The choice of Ms. Rice to represent the United States before the United Nations will make her one of the most visible faces of the Obama administration to the outside world aside from Mrs. Clinton. It will also send to the world organization a prominent and forceful advocate of stronger action, including military force if necessary, to stop mass killings like those in the Darfur region of Sudan in recent years.
Yes, by all means she will be a forceful advocate of strong action when it comes to mass killings. Except of course if you support a early withdrawal of troops from Iraq, which would then lead to mass killings. That she would overlook because she supports The One. Here she is in December of 2007:
Having opposed the Iraq war from the start, Obama was the first major candidate to set forth a comprehensive plan to redeploy our forces safely and press Iraqis to achieve the necessary political progress. His Iraq War De-escalation Act introduced in January 2007 was embraced by the Senate Democratic leadership in the Senate and remains the basis for their primary legislative vehicle to end the war.
In September 2007, Obama elaborated his Iraq strategy, making clear that he would plan to withdraw combat forces at the responsible pace of one to two brigades a month, with the aim of having all of our combat brigades out within 16 months. Obama has been very specific about the means to achieve political reconciliation as well as the economic and humanitarian steps he would take to avert a worst-case scenario in Iraq and to build the kind of political consensus that’s essential to end the conflict. Obama was also very clear that he would leave no permanent bases in Iraq. To the extent that that there will be a need for a small residual presence for a period of time, it would be focused on protecting our embassy and our civilian operations, and on targeting al Qaeda operatives inside Iraq.

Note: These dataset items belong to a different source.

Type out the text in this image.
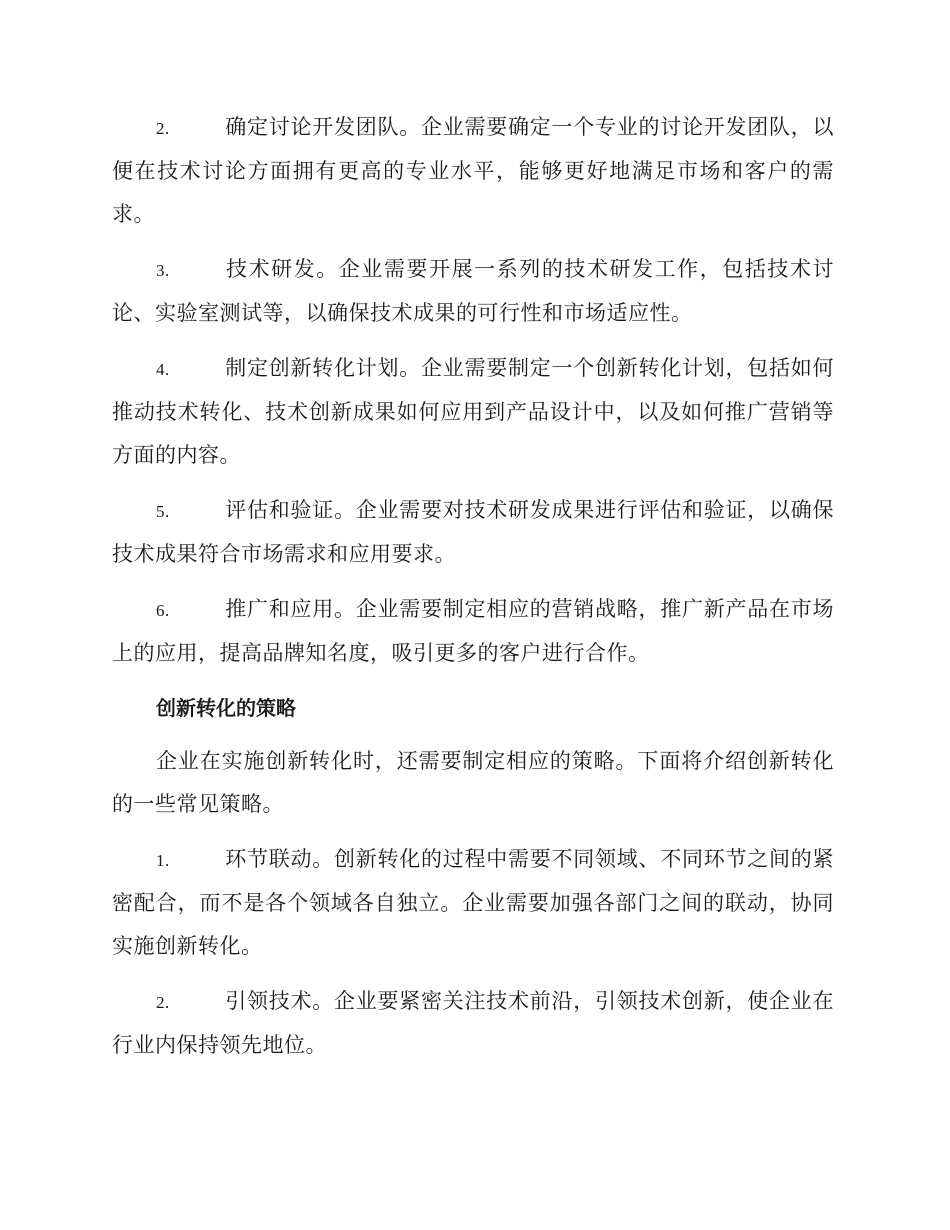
2.	确定讨论开发团队。企业需要确定一个专业的讨论开发团队，以便在技术讨论方面拥有更高的专业水平，能够更好地满足市场和客户的需求。

3.	技术研发。企业需要开展一系列的技术研发工作，包括技术讨论、实验室测试等，以确保技术成果的可行性和市场适应性。

4.	制定创新转化计划。企业需要制定一个创新转化计划，包括如何推动技术转化、技术创新成果如何应用到产品设计中，以及如何推广营销等方面的内容。

5.	评估和验证。企业需要对技术研发成果进行评估和验证，以确保技术成果符合市场需求和应用要求。

6.	推广和应用。企业需要制定相应的营销战略，推广新产品在市场上的应用，提高品牌知名度，吸引更多的客户进行合作。

创新转化的策略

企业在实施创新转化时，还需要制定相应的策略。下面将介绍创新转化的一些常见策略。

1.	环节联动。创新转化的过程中需要不同领域、不同环节之间的紧密配合，而不是各个领域各自独立。企业需要加强各部门之间的联动，协同实施创新转化。

2.	引领技术。企业要紧密关注技术前沿，引领技术创新，使企业在行业内保持领先地位。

No problems supporting the withdrawal there, in fact she was a cheerleader for it even though the NIE said it would lead to a increase in sectarian violence:
Mr. Obama’s position on troop cuts was forged in late 2006 as Iraq appeared to be approaching a full-scale civil war. Drawing on the bipartisan Iraq Study Group report, he opposed Mr. Bush’s troop reinforcement plan and sponsored legislation in January 2007 that would have removed all American combat brigades by the end of March 2008, while allowing a small force to remain for training, counterterrorism and the protection of the American Embassy and its personnel.
At that time, American intelligence agencies warned in a national intelligence estimate that the removal of all American and allied forces within 18 months would “almost certainly” lead to a significant increase in sectarian fighting, suggesting that the speedy, if partial, withdrawal advocated by Mr. Obama would also risk a major increase in violence.

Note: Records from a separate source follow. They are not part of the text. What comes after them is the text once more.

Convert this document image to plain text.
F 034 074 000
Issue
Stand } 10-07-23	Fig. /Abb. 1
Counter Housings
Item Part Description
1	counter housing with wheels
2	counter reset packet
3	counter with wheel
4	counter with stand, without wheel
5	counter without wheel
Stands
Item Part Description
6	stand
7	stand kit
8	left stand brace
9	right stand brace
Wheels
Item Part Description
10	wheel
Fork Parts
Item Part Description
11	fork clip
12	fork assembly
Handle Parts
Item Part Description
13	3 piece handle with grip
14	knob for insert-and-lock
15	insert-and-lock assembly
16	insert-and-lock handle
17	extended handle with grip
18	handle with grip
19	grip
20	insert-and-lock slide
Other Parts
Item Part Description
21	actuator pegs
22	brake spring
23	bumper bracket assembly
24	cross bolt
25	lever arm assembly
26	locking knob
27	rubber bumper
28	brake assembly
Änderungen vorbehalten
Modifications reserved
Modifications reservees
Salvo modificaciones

So mass killing in Darfur….bad. Mass killing in Iraq….eh, something to overlook. Why? Partisan politics. Bush was behind Iraq so let the Iraqi people fend for themselves.
She is a perfect fit for Obama as Michael Goldfarb points out:
The Times doesn’t mention it, but the title of that piece in the Atlantic: “Bystanders to Genocide.” Authored by Samantha Power, an Obama adviser and someone who actually has a record of backing strong action against mass killings, the story does not reflect well on Rice:
At an interagency teleconference in late April, Susan Rice, a rising star on the NSC who worked under Richard Clarke, stunned a few of the officials present when she asked, “If we use the word ‘genocide’ and are seen as doing nothing, what will be the effect on the November [congressional] election?” Lieutenant Colonel Tony Marley remembers the incredulity of his colleagues at the State Department. “We could believe that people would wonder that,” he says, “but not that they would actually voice it.” Rice does not recall the incident but concedes, “If I said it, it was completely inappropriate, as well as irrelevant.”
If one believes that the United Nations is a hopelessly ineffective institution and wants to make sure it stays that way, then perhaps Obama has chosen an appropriate emissary: a woman who prefers to ponder the political implications of inaction — they’re going to love her at Turtle Bay.
Meanwhile, as the first article quoted said, Hillary will be his pick for SecState even though it is forbidden by the Constitution.
And finally, check out the video of his presser. A reporter brought up the fact that he didn’t think to highly of Hillary’s foreign policy experience a few months ago and he responds with a “it’s all just words” excuse. He didn’t really mean it you see:
Yeah, its all the media’s fault for bringing up his quote. I mean how dare they!